Check back again with Ocean 11: Come on, Air Force, have some balls, take off.
McChrystal wasn’t the only one stranded. The German defense minister was trapped in Uzbekistan. The German chancellor was stuck in Italy. McChrystal might have to cancel the entire trip to Berlin.
I was stuck, too. Even if McChrystal could get Ocean 11 to take off, I wouldn’t be able to get on the military flight. I could spend another night in Paris, but then I’d risk getting left behind if they finally got clearance. I decided to gamble: Take a train to Berlin to get ahead of them.
I was at the Gare de l’Est at five thirty a.m. There was travel chaos across the continent. Riotous lines of stranded tourists at the Air France office stretched down the block. Rental car agencies ran out of stock. Taxi drivers were price-gouging, charging thousands of euros for cross-country trips. Trains were somewhat fucked as well, their websites overloaded as everyone scrambled to snag the few remaining tickets.
With no way to book a ticket online, I waited for three hours at the station. The only ticket available was an overnight train in coach. I bought it, checked out of my shitty hotel, then went back to the Westminster.
I spent the day hanging out in the Westminster lobby, doing interviews with other members of the staff. At around three p.m., McChrystal came downstairs. He took a seat across from me at The Duke’s Bar. He checked his BlackBerry.
"Oh, not another e-mail from Holbrooke,” he said.
“Did you read it?” Charlie asked.
“I don’t even want to open it,” McChrystal said.
“Make sure you don’t get any of that on your leg,” Charlie said, pretending to wipe his pants as if the mail had popped open and splattered him.
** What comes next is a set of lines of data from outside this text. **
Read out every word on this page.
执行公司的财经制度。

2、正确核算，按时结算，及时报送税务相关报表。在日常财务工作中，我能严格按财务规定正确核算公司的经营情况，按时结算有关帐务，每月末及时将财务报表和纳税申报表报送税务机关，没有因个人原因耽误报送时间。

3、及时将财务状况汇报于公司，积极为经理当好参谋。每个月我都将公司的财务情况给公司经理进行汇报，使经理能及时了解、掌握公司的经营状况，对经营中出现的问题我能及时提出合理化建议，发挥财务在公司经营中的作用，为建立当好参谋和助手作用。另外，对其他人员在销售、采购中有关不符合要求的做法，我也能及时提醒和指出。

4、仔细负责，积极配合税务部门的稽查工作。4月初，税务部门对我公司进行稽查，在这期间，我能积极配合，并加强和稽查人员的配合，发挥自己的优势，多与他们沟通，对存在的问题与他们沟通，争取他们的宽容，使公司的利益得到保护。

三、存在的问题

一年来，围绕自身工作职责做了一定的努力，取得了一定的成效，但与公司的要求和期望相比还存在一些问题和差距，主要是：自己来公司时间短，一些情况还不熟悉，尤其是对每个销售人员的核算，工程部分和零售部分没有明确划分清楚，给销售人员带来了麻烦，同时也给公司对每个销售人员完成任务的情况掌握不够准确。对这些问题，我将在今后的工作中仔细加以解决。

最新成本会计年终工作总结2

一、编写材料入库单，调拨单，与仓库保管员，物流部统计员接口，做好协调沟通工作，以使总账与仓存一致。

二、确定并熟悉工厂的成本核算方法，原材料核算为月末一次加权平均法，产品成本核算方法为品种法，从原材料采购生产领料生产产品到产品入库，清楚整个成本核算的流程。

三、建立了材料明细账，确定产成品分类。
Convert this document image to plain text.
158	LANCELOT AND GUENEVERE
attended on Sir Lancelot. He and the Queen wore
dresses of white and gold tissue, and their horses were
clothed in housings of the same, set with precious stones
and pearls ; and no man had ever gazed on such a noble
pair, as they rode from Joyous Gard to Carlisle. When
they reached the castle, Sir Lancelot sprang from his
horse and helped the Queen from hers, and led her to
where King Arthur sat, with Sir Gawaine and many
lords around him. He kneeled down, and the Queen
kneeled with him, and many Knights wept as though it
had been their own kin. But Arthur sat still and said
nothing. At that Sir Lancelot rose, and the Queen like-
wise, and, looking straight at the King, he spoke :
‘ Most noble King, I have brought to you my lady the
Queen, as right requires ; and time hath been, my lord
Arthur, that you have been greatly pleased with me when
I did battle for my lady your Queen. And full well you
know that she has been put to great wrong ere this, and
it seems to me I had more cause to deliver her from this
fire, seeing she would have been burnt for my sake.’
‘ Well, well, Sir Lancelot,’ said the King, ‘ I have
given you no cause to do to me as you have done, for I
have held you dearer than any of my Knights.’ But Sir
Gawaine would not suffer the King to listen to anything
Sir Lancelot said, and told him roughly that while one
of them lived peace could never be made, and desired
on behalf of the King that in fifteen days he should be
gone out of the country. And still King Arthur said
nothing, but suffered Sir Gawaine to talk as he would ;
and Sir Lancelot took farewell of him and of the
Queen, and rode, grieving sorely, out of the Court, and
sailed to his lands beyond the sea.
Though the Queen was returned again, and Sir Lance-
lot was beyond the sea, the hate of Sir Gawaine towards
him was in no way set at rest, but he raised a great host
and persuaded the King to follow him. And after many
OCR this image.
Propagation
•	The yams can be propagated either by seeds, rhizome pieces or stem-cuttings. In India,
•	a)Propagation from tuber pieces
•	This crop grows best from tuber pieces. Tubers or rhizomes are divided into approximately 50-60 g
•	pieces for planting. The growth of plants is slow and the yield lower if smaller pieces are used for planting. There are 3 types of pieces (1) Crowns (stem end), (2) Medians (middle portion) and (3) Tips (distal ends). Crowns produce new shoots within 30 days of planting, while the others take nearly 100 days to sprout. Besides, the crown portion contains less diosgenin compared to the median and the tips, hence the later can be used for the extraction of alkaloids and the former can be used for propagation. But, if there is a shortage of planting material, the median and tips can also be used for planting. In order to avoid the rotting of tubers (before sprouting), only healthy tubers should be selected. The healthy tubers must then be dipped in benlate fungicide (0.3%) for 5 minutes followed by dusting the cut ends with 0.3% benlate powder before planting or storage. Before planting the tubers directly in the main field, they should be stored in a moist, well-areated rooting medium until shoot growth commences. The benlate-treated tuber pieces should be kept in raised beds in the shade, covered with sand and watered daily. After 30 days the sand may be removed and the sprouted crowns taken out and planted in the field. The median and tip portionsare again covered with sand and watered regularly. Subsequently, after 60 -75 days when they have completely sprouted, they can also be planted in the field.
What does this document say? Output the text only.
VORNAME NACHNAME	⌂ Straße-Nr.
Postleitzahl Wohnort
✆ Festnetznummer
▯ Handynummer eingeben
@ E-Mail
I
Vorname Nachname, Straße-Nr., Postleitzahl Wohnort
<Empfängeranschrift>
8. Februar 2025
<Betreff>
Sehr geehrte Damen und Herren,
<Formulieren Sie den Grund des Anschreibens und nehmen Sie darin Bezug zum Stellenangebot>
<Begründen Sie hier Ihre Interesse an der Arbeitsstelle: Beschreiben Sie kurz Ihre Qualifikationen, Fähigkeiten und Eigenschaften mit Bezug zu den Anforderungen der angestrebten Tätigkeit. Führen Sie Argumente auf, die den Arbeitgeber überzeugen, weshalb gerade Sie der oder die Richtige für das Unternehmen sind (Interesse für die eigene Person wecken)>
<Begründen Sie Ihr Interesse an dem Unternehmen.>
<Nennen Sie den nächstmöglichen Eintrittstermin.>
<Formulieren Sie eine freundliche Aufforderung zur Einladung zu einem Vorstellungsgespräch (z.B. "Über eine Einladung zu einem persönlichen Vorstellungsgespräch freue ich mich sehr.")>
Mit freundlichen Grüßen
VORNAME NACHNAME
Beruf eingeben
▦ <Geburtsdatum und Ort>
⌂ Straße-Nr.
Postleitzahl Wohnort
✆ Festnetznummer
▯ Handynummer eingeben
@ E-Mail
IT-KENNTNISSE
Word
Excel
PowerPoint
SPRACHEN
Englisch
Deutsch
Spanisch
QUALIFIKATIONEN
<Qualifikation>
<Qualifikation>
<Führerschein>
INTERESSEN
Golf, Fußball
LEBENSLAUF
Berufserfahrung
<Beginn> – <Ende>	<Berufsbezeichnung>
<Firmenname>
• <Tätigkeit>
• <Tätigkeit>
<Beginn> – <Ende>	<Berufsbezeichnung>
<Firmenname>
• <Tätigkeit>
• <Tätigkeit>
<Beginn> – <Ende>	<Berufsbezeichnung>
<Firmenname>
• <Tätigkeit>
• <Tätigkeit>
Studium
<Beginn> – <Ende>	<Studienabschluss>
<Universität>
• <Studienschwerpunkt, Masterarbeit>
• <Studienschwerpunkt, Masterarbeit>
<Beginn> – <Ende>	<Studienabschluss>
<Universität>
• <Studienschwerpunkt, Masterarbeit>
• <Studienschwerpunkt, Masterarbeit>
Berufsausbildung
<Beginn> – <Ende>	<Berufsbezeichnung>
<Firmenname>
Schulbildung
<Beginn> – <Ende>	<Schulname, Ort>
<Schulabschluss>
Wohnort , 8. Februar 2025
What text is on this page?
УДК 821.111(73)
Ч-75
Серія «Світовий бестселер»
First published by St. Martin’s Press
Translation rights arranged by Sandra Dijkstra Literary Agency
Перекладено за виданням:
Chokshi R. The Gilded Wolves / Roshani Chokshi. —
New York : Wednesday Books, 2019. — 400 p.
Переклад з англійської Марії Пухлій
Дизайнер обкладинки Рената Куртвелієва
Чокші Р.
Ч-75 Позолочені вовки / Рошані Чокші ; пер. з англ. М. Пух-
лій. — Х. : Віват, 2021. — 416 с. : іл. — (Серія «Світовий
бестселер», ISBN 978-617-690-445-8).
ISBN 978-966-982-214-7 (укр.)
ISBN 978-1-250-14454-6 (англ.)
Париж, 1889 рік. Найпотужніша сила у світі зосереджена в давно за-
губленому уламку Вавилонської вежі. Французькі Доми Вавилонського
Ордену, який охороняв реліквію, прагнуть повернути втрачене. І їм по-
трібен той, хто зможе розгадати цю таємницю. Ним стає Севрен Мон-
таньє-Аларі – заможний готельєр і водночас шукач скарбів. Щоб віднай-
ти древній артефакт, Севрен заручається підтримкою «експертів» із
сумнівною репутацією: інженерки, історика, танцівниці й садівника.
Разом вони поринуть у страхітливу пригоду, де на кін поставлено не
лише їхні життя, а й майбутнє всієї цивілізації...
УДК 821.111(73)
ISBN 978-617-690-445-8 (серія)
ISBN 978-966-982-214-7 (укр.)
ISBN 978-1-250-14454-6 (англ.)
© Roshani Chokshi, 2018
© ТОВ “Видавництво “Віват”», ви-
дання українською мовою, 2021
I jotted down notes—Holbrooke, the legendary statesman. Another civilian they couldn’t stand.
The team was going out to grab an early dinner at a Mexican restaurant, about a ten-minute walk from the hotel. They asked me if I wanted to go with them. I said okay. I could only stay for an hour or so. My train was leaving that evening. The entire crew fell out of the hotel, and we started to walk.
We went down the street and stopped in front of the Paris Opera House.
“Hey, we should get a picture of this,” McChrystal said.
“I’ll take it,” I said.
McChrystal, Flynn, Dave, Duncan, the other officers and staff posed with their wives. I took a few steps back, clicked lightly on the button to focus it, then snapped a photo of them. Just another group of tourists in Paris.
We started walking again, and Duncan told me that it would be a good time for another interview with McChrystal and Mike Flynn.
“Once we’re back in Kabul there won’t be much time,” he said.
We sat outside at the Mexican restaurant. The waiter pushed two plastic tables together, and the half-dozen members of Team McChrystal and their wives grabbed seats. I sat between McChrystal and Mike Flynn. Jake sat next to McChrystal, at the end of the first table.
I started to interview McChrystal. The rest of the table started talking about an incident on Saturday night: a naked man in a window at a restaurant.
“There was a guy with no clothes on, and everyone was looking up at him,” said General Flynn’s wife, Lori.
“He was really naked, leaning against the window,” Jake said, shaking his head.
The waiter came over to take our order.
“Start with Jake,” Lori said.
“Beer,” Jake said. “Grande.”
“Grande beer,” Annie said, laughing.
“You can’t have two until you have one,” Jake said.
Annie and Jackie ordered sauvignon blanc.
“I’ll take a large beer,” said Mike Flynn.
“That’s Mike’s French,” McChrystal said. “Large beer.”